When she kisses him, there is only fury as their teeth crack together, as he snarls something appreciative and hungry into her mouth, and then takes a fistful of her hair.
Too tight, too hard. Everything between them is cut glass and black frost, and she loves him, she hates him, as she yanks down his pajama pants and makes him groan.
His anger is already morphing into enamored want, and she knows he likes this.
When she is feral. Blood in his mouth. Bruises forming where she bit.
“Just know this,” she says. “I will always love him more than you.”
“Oh, I know.”
Bren is breathing fast as he pushes her off and then rolls so their positions are reversed. He on her this time, his weight suffocating, maddening, addicting.
“You always do this when we fight,” he murmurs into her neck. “You don’t have to.
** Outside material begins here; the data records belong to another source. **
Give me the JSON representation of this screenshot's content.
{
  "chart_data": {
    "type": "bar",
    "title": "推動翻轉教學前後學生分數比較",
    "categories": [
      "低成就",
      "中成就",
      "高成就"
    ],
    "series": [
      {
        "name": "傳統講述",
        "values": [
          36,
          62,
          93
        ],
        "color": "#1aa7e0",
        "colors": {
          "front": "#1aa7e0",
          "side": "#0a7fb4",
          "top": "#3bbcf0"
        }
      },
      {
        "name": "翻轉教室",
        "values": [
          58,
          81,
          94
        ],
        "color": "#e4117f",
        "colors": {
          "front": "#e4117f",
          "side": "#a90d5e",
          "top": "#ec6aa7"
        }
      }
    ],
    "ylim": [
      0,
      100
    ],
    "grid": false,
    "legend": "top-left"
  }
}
Arguments don’t have to end in sex.”
But she needs to know he still wants her.
“I’m not letting you go,” he says. “I couldn’t bear it. I need you.”
She needs to be wanted. She needs to be touched. She needs this.
He pulls off her shirt, then her sweatpants, his kisses growing more frantic. She wants to dig into his chest, carve out mounds of meat and oozing organs with her fingernails until there is space enough for her to worm inside him.
When there is nothing left of their fight—the consuming heat and ravenous hunger now whittled down to lust alone—she stops feeling like she’s falling.
She is calm again. She is in control.
“I love you so much I can’t bear it.” The anguished tremble in his voice thrills her. “Say you need me.”
She presses her face into the sweaty crook of his neck with a small, whimpered gasp. “I need you.”
“This house is for you.” He is everywhere; he is everything. “This house is you.”
She thinks, in a distant way, as she kisses him, that she doesn’t understand what he means.